L’ambassadeur chargé de la lutte contre le sida et les maladies transmissibles contribue à la coordination des acteurs français et porte la voix de la France dans ce domaine.

L’ambassadeur est l’interlocuteur privilégié des organisations travaillant à la lutte contre le sida et les maladies transmissibles. Il est en contact régulier avec les autres pays donateurs, les pays récipiendaires, en particulier francophones, le secteur privé, les opérateurs nationaux et internationaux ainsi que les organisations non gouvernementales actives dans le plaidoyer et la lutte contre les trois pandémies.

L’ambassadeur représente la France au sein des principales organisations internationales impliquées dans cette lutte. Il est membre du conseil d’administration du Fonds mondial de lutte contre le sida, la tuberculose et le paludisme, de la facilité international d’achat de médicaments UNITAID, du Partenariat "Faire reculer le paludisme" (Roll back malaria). Il dirige également la délégation française au Conseil de coordination du programme commun des Nations unies pour le VIH/sida. Il participe enfin à un certain nombre de comités de ces organisations, contribuant ainsi à l’orientation politique et stratégique de celles-ci.

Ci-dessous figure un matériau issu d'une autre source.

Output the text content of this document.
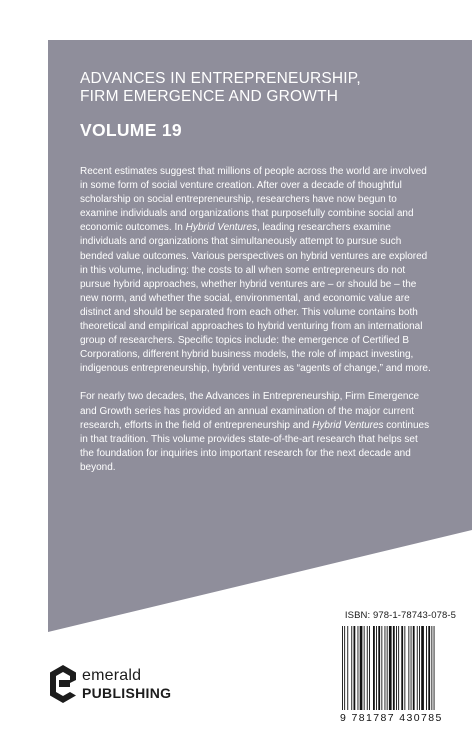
ADVANCES IN ENTREPRENEURSHIP,

FIRM EMERGENCE AND GROWTH

VOLUME 19

Recent estimates suggest that millions of people across the world are involved in some form of social venture creation. After over a decade of thoughtful scholarship on social entrepreneurship, researchers have now begun to examine individuals and organizations that purposefully combine social and economic outcomes. In Hybrid Ventures, leading researchers examine individuals and organizations that simultaneously attempt to pursue such bended value outcomes. Various perspectives on hybrid ventures are explored in this volume, including: the costs to all when some entrepreneurs do not pursue hybrid approaches, whether hybrid ventures are – or should be – the new norm, and whether the social, environmental, and economic value are distinct and should be separated from each other. This volume contains both theoretical and empirical approaches to hybrid venturing from an international group of researchers. Specific topics include: the emergence of Certified B Corporations, different hybrid business models, the role of impact investing, indigenous entrepreneurship, hybrid ventures as “agents of change,” and more.

For nearly two decades, the Advances in Entrepreneurship, Firm Emergence and Growth series has provided an annual examination of the major current research, efforts in the field of entrepreneurship and Hybrid Ventures continues in that tradition. This volume provides state-of-the-art research that helps set the foundation for inquiries into important research for the next decade and beyond.

ISBN: 978-1-78743-078-5
9 781787 430785
emerald
PUBLISHING
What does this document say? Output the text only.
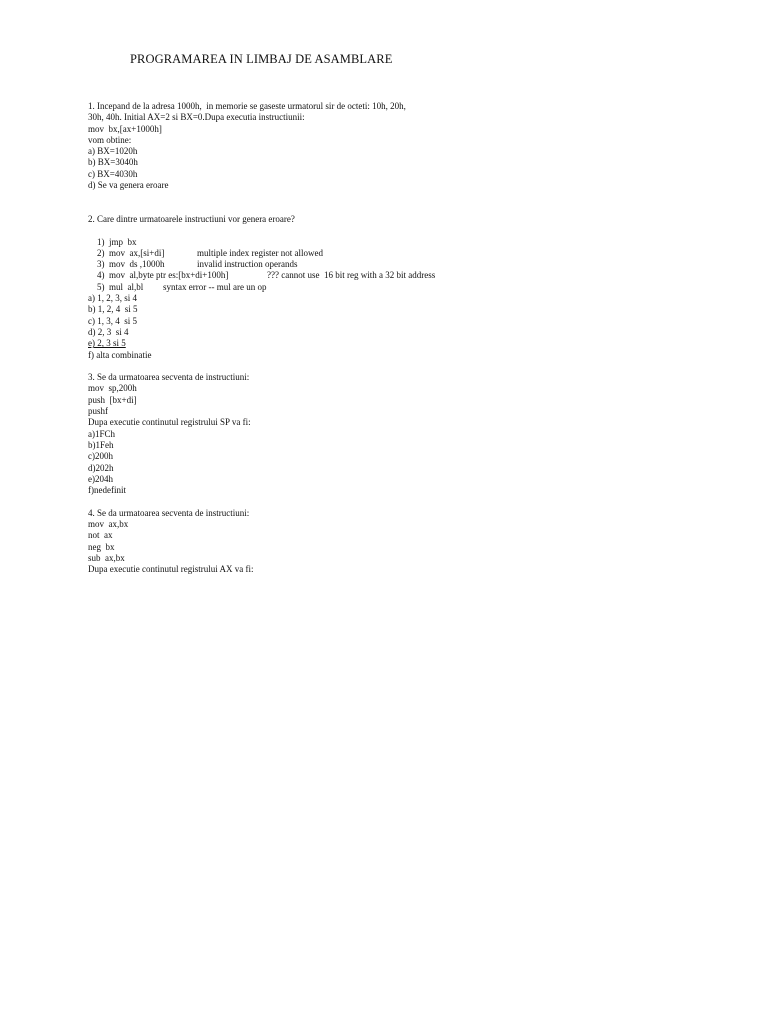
PROGRAMAREA IN LIMBAJ DE ASAMBLARE
1. Incepand de la adresa 1000h,  in memorie se gaseste urmatorul sir de octeti: 10h, 20h,
30h, 40h. Initial AX=2 si BX=0.Dupa executia instructiunii:
mov  bx,[ax+1000h]
vom obtine:
a) BX=1020h
b) BX=3040h
c) BX=4030h
d) Se va genera eroare
2. Care dintre urmatoarele instructiuni vor genera eroare?

1)  jmp  bx

2)  mov  ax,[si+di]	multiple index register not allowed

3)  mov  ds ,1000h	invalid instruction operands

4)  mov  al,byte ptr es:[bx+di+100h]	??? cannot use  16 bit reg with a 32 bit address

5)  mul  al,bl syntax error -- mul are un op

a) 1, 2, 3, si 4
b) 1, 2, 4  si 5
c) 1, 3, 4  si 5
d) 2, 3  si 4
e) 2, 3 si 5
f) alta combinatie
3. Se da urmatoarea secventa de instructiuni:
mov  sp,200h
push  [bx+di]
pushf
Dupa executie continutul registrului SP va fi:
a)1FCh
b)1Feh
c)200h
d)202h
e)204h
f)nedefinit
4. Se da urmatoarea secventa de instructiuni:
mov  ax,bx
not  ax
neg  bx
sub  ax,bx
Dupa executie continutul registrului AX va fi:
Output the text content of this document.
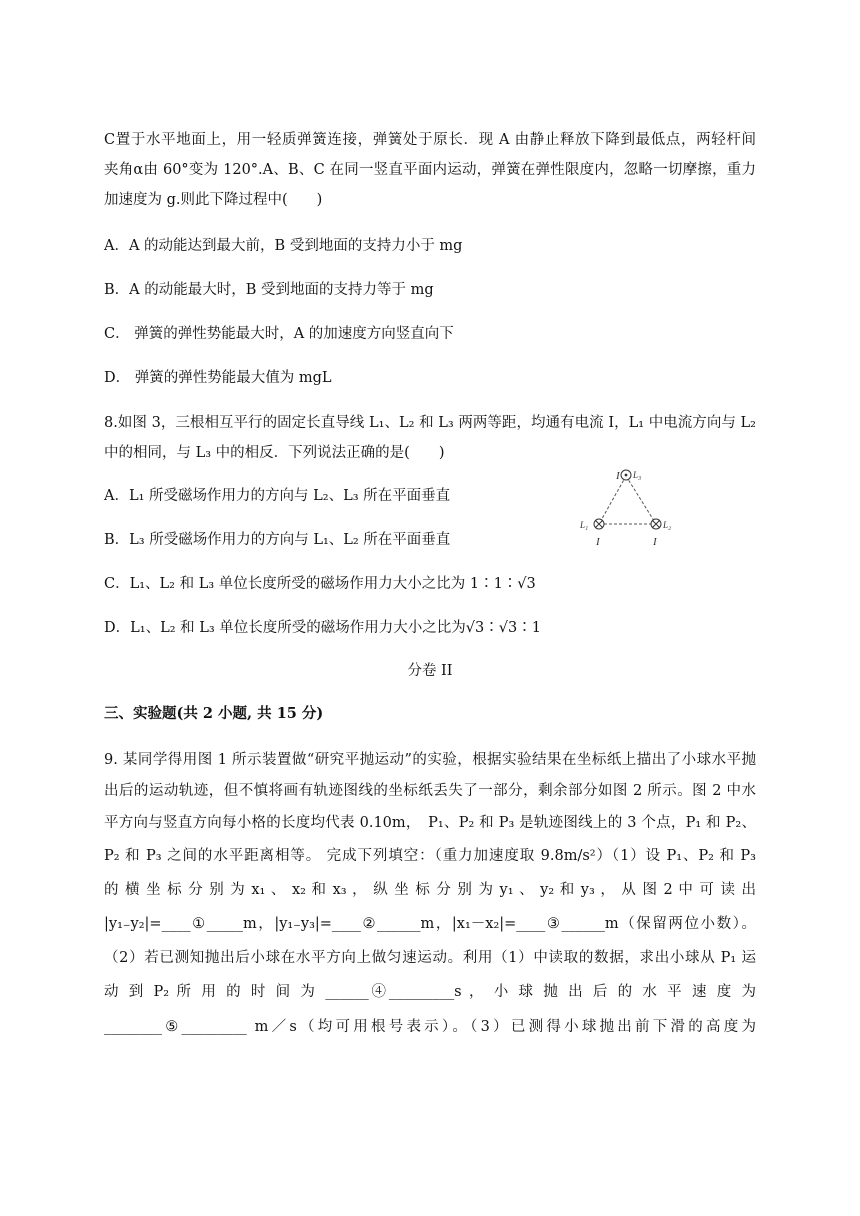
C置于水平地面上，用一轻质弹簧连接，弹簧处于原长．现 A 由静止释放下降到最低点，两轻杆间
夹角α由 60°变为 120°.A、B、C 在同一竖直平面内运动，弹簧在弹性限度内，忽略一切摩擦，重力
加速度为 g.则此下降过程中(　　)
A．A 的动能达到最大前，B 受到地面的支持力小于 mg
B．A 的动能最大时，B 受到地面的支持力等于 mg
C． 弹簧的弹性势能最大时，A 的加速度方向竖直向下
D． 弹簧的弹性势能最大值为 mgL
8.如图 3，三根相互平行的固定长直导线 L₁、L₂ 和 L₃ 两两等距，均通有电流 I，L₁ 中电流方向与 L₂
中的相同，与 L₃ 中的相反．下列说法正确的是(　　)
A．L₁ 所受磁场作用力的方向与 L₂、L₃ 所在平面垂直
B．L₃ 所受磁场作用力的方向与 L₁、L₂ 所在平面垂直
C．L₁、L₂ 和 L₃ 单位长度所受的磁场作用力大小之比为 1∶1∶√3
D．L₁、L₂ 和 L₃ 单位长度所受的磁场作用力大小之比为√3∶√3∶1
I L₃
L₁	L₂
I	I
分卷 II
三、实验题(共 2 小题, 共 15 分)
9. 某同学得用图 1 所示装置做“研究平抛运动”的实验，根据实验结果在坐标纸上描出了小球水平抛
出后的运动轨迹，但不慎将画有轨迹图线的坐标纸丢失了一部分，剩余部分如图 2 所示。图 2 中水
平方向与竖直方向每小格的长度均代表 0.10m，　P₁、P₂ 和 P₃ 是轨迹图线上的 3 个点，P₁ 和 P₂、
P₂ 和 P₃ 之间的水平距离相等。 完成下列填空：（重力加速度取 9.8m/s²）（1）设 P₁、P₂ 和 P₃
的 横 坐 标 分 别 为 x₁ 、 x₂ 和 x₃ ， 纵 坐 标 分 别 为 y₁ 、 y₂ 和 y₃ ， 从 图 2 中 可 读 出
|y₁₋y₂|=____①_____m，|y₁₋y₃|=____②______m，|x₁－x₂|=____③______m（保留两位小数）。
（2）若已测知抛出后小球在水平方向上做匀速运动。利用（1）中读取的数据，求出小球从 P₁ 运
动 到 P₂ 所 用 的 时 间 为 ______④_________s ， 小 球 抛 出 后 的 水 平 速 度 为
________⑤_________ m／s（均可用根号表示）。（3）已测得小球抛出前下滑的高度为
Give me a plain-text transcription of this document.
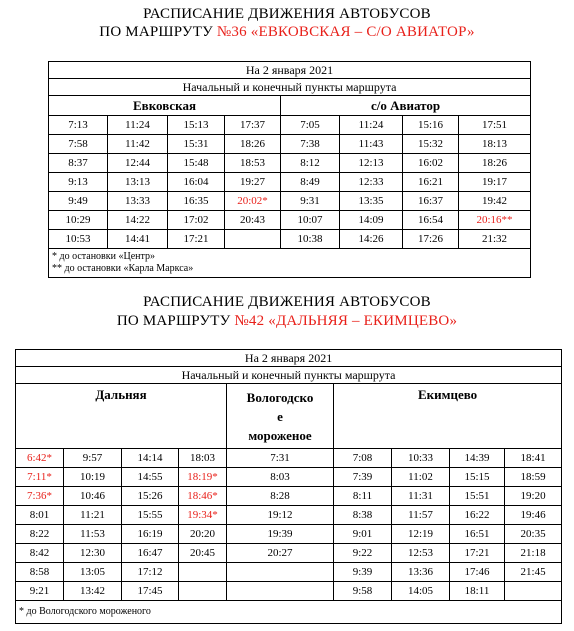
РАСПИСАНИЕ ДВИЖЕНИЯ АВТОБУСОВ
ПО МАРШРУТУ №36 «ЕВКОВСКАЯ – С/О АВИАТОР»
На 2 января 2021							
Начальный и конечный пункты маршрута							
Евковская				с/о Авиатор			
7:13	11:24	15:13	17:37	7:05	11:24	15:16	17:51
7:58	11:42	15:31	18:26	7:38	11:43	15:32	18:13
8:37	12:44	15:48	18:53	8:12	12:13	16:02	18:26
9:13	13:13	16:04	19:27	8:49	12:33	16:21	19:17
9:49	13:33	16:35	20:02*	9:31	13:35	16:37	19:42
10:29	14:22	17:02	20:43	10:07	14:09	16:54	20:16**
10:53	14:41	17:21		10:38	14:26	17:26	21:32

* до остановки «Центр»
** до остановки «Карла Маркса»							
РАСПИСАНИЕ ДВИЖЕНИЯ АВТОБУСОВ
ПО МАРШРУТУ №42 «ДАЛЬНЯЯ – ЕКИМЦЕВО»
На 2 января 2021								
Начальный и конечный пункты маршрута								
Дальняя				Вологодско
е
мороженое	Екимцево			
6:42*	9:57	14:14	18:03	7:31	7:08	10:33	14:39	18:41
7:11*	10:19	14:55	18:19*	8:03	7:39	11:02	15:15	18:59
7:36*	10:46	15:26	18:46*	8:28	8:11	11:31	15:51	19:20
8:01	11:21	15:55	19:34*	19:12	8:38	11:57	16:22	19:46
8:22	11:53	16:19	20:20	19:39	9:01	12:19	16:51	20:35
8:42	12:30	16:47	20:45	20:27	9:22	12:53	17:21	21:18
8:58	13:05	17:12			9:39	13:36	17:46	21:45
9:21	13:42	17:45			9:58	14:05	18:11	
* до Вологодского мороженого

L’ambassadeur communique la vision politique de la France dans le domaine du VIH/sida et des maladies transmissibles et contribue à la traduire en propositions concrètes. Il s’assure que les intérêts des pays prioritaires pour l’aide au développement de la France sont préservés et que leurs besoins spécifiques sont pris en compte. S’appuyant sur un dialogue régulier avec les principaux ministères (ministère de la Santé et des Affaires sociales, ministère de l’Enseignement supérieur et de la Recherche, ministère des Affaires étrangères) et des opérateurs concernés (Agence nationale de recherche sur le sida et les hépatites virales, Instituts Pasteur, Expertise France). Dans son champ d’action, l’ambassadeur veille non seulement à l’inscription des droits humains, de l’égalité hommes-femmes et de la lutte contre toute discrimination dans l’ensemble des programmes soutenus mais aussi à la mise en place de solutions innovantes et la recherche accrue d’efficacité et d’impact.

Expertise France

Dans le cadre de la création de la nouvelle Agence française d’expertise technique internationale, née de la fusion de 6 opérateurs publics dont FEI (Initiative 5%) et le GIP Esther, les actions de ces deux entités sont réunies au sein du Département Santé d’Expertise France.

L’Initiative 5% appuie les pays dans la mise en œuvre des subventions du Fonds mondial.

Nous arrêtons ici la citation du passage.